Aims To determine if the analgesia use of women in labour with substance abuse, differs from that of labouring women without substance abuse.
Methods A 12 month (February 2008–February 2009) audit identified 39 women with alcohol and/or drug abuse problems. A comparator group of 111 women with no substance abuse, who gave birth in the same unit during a similar period, was identified. For both groups details of labour and delivery and the type and timing of analgesia were recorded.
|No substance abuse (n=111)||Substance abuse (n=39)|
|Analgesia||92 (83%)||31 (79%)||χ2=0.225|
|Opiates||37 (33%)||17 (43%)||χ2=1.318|
|Epidural||33 (29%)||4 (10%)||χ2=5.890|
Results Non-epidural analgesia and opiate use in labour was similar for women in both groups.
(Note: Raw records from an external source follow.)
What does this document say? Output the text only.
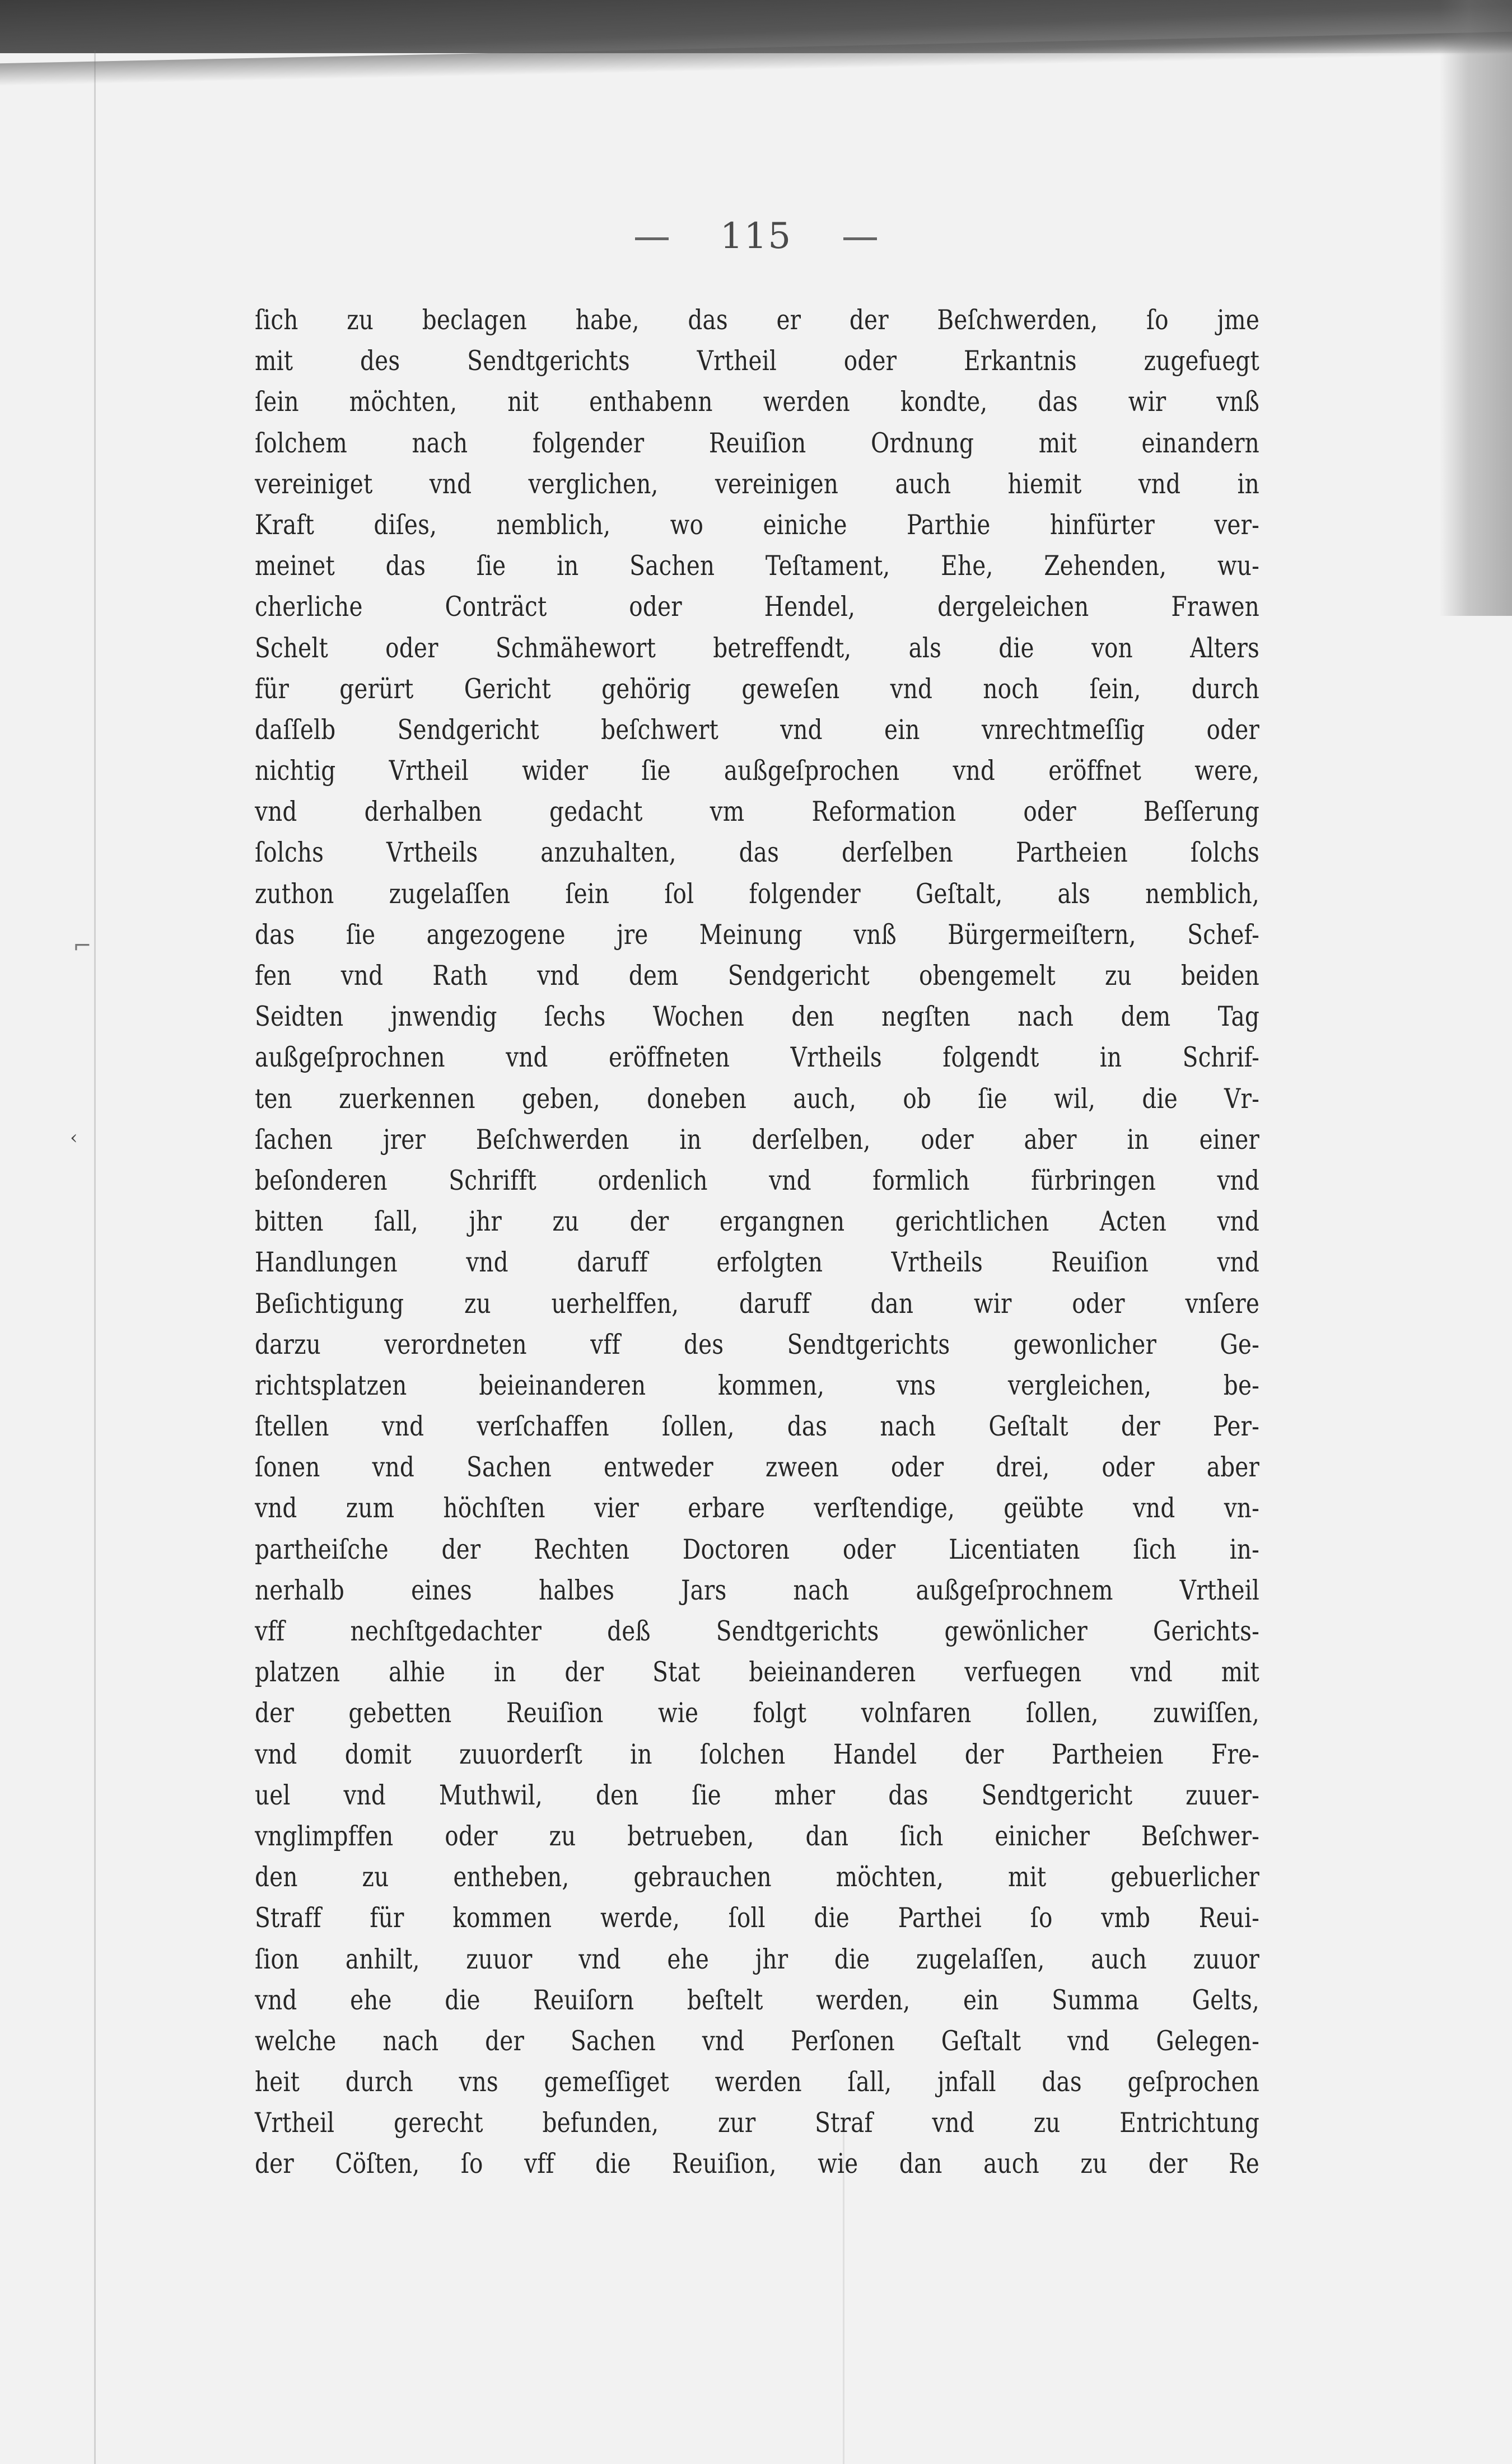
⌐
‹
115
ſich zu beclagen habe, das er der Beſchwerden, ſo jme
mit des Sendtgerichts Vrtheil oder Erkantnis zugefuegt
ſein möchten, nit enthabenn werden kondte, das wir vnß
ſolchem nach folgender Reuiſion Ordnung mit einandern
vereiniget vnd verglichen, vereinigen auch hiemit vnd in
Kraft diſes, nemblich, wo einiche Parthie hinfürter ver-
meinet das ſie in Sachen Teſtament, Ehe, Zehenden, wu-
cherliche Conträct oder Hendel, dergeleichen Frawen
Schelt oder Schmähewort betreffendt, als die von Alters
für gerürt Gericht gehörig geweſen vnd noch ſein, durch
daſſelb Sendgericht beſchwert vnd ein vnrechtmeſſig oder
nichtig Vrtheil wider ſie außgeſprochen vnd eröffnet were,
vnd derhalben gedacht vm Reformation oder Beſſerung
ſolchs Vrtheils anzuhalten, das derſelben Partheien ſolchs
zuthon zugelaſſen ſein ſol folgender Geſtalt, als nemblich,
das ſie angezogene jre Meinung vnß Bürgermeiſtern, Schef-
fen vnd Rath vnd dem Sendgericht obengemelt zu beiden
Seidten jnwendig ſechs Wochen den negſten nach dem Tag
außgeſprochnen vnd eröffneten Vrtheils folgendt in Schrif-
ten zuerkennen geben, doneben auch, ob ſie wil, die Vr-
ſachen jrer Beſchwerden in derſelben, oder aber in einer
beſonderen Schrifft ordenlich vnd formlich fürbringen vnd
bitten ſall, jhr zu der ergangnen gerichtlichen Acten vnd
Handlungen vnd daruff erfolgten Vrtheils Reuiſion vnd
Beſichtigung zu uerhelffen, daruff dan wir oder vnſere
darzu verordneten vff des Sendtgerichts gewonlicher Ge-
richtsplatzen beieinanderen kommen, vns vergleichen, be-
ſtellen vnd verſchaffen ſollen, das nach Geſtalt der Per-
ſonen vnd Sachen entweder zween oder drei, oder aber
vnd zum höchſten vier erbare verſtendige, geübte vnd vn-
partheiſche der Rechten Doctoren oder Licentiaten ſich in-
nerhalb eines halbes Jars nach außgeſprochnem Vrtheil
vff nechſtgedachter deß Sendtgerichts gewönlicher Gerichts-
platzen alhie in der Stat beieinanderen verfuegen vnd mit
der gebetten Reuiſion wie folgt volnfaren ſollen, zuwiſſen,
vnd domit zuuorderſt in ſolchen Handel der Partheien Fre-
uel vnd Muthwil, den ſie mher das Sendtgericht zuuer-
vnglimpffen oder zu betrueben, dan ſich einicher Beſchwer-
den zu entheben, gebrauchen möchten, mit gebuerlicher
Straff für kommen werde, ſoll die Parthei ſo vmb Reui-
ſion anhilt, zuuor vnd ehe jhr die zugelaſſen, auch zuuor
vnd ehe die Reuiſorn beſtelt werden, ein Summa Gelts,
welche nach der Sachen vnd Perſonen Geſtalt vnd Gelegen-
heit durch vns gemeſſiget werden ſall, jnfall das geſprochen
Vrtheil gerecht befunden, zur Straf vnd zu Entrichtung
der Cöſten, ſo vff die Reuiſion, wie dan auch zu der Re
By contrast, while 29.7% of women without substance abuse received epidural analgesia in labour only 10% of women with a substance abuse background (p=0.015 – table below) had an epidural.
Discussion Epidural use among women with substance abuse is one third of that of women with no substance abuse. Further study is needed to determine if this difference is due to the approach of professionals offering analgesia, an aversion in women with substance abuse to epidurals and/or practical difficulties to placing epidurals in these parturients.